As the saying goes, a man’s strength is determined in times of trouble, Kwania district natural resource officers have taken a move to sensitise the locals to conserve and protect wetlands.
Jimmy Okweny, the district environment officer says the law on how citizens can utilise wetlands is in place.
“The wetland Act 2019 clearly stipulates the regulated activities in wetlands. You are only allowed to graze your animals in wetlands, and collect water for domestic animals. Hunting and fishing are equally allowed. Cultivation, especially growing rice is not allowed,” he said.
Besides sensitisation, Okweny says the district plans to demarcate wetland boundaries to save wetlands from the hands of encroachers.
“We shall ensure that we demarcate wetland boundaries.
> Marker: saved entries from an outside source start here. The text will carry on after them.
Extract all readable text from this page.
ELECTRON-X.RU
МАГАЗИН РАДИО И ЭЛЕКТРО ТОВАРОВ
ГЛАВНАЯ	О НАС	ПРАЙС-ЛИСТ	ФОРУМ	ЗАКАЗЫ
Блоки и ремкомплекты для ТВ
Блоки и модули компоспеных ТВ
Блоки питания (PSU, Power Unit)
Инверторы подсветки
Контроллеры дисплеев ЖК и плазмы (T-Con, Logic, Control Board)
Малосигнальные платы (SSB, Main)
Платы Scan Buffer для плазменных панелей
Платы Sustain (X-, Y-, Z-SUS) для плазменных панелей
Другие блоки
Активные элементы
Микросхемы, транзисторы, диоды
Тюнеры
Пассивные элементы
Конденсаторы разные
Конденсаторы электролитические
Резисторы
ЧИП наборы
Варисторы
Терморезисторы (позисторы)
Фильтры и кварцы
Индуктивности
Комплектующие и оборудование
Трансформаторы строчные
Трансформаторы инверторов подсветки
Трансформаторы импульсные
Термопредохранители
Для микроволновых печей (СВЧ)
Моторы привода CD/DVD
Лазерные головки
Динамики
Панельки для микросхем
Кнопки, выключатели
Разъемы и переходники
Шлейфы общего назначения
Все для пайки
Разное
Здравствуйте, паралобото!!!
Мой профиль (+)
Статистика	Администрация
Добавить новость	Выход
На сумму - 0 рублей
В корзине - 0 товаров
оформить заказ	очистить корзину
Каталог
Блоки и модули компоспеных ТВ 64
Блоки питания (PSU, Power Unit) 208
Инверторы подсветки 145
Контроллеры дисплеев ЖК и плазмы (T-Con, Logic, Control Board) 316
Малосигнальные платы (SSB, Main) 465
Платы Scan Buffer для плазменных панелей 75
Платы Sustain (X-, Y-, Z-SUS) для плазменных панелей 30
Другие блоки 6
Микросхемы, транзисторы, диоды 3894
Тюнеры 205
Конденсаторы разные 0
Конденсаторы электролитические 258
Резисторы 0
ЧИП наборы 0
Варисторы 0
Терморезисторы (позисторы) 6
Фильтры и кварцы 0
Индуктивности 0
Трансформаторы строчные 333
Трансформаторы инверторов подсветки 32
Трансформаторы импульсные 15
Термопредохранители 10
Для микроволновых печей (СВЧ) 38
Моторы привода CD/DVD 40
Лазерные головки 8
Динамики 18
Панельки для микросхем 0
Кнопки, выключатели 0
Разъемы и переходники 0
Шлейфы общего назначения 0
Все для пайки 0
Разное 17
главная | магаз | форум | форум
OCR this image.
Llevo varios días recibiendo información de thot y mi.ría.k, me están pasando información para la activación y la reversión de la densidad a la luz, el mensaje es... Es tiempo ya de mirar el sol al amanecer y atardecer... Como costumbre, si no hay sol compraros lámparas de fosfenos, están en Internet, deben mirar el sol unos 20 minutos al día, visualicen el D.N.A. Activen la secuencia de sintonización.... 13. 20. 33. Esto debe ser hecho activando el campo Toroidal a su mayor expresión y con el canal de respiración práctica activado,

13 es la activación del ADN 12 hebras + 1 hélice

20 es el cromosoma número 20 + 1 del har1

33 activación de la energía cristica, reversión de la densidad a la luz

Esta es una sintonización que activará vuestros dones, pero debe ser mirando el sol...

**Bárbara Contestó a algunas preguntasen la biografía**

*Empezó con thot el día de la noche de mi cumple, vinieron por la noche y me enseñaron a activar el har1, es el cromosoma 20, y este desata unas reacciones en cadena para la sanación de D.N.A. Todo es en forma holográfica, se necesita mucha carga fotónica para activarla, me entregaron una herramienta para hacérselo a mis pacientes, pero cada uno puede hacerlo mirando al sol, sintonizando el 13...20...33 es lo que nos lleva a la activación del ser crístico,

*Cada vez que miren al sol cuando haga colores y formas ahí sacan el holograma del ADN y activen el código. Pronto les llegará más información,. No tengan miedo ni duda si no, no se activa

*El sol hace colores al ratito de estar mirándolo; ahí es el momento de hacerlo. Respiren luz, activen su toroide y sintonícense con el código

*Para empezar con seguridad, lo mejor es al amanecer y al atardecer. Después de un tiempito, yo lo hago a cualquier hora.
After the demarcation, we shall make follow up and those who will encroach shall be arrested and prosecuted,” he added.
Denis Amuka, Kwania district lands officer says they have issued an ultimatum of three months for encroachers to evacuate wetlands, warning that those hesitant to leave shall be arrested.
“We have given an ultimatum of three months that will end in November. The encroachers should harvest their crops within this grace period. After that we shall launch an operation to destroy unwanted plantations, arrest and prosecute the encroachers to protect the wetlands,” he said.
Esther Magala, Kwania district forestry officer says, “Have you seen how floods have destroyed several homes and crop gardens in Kwania? Nature speaks, if they fail to listen to nature, nature will come against them,” she told this reporter in an interview.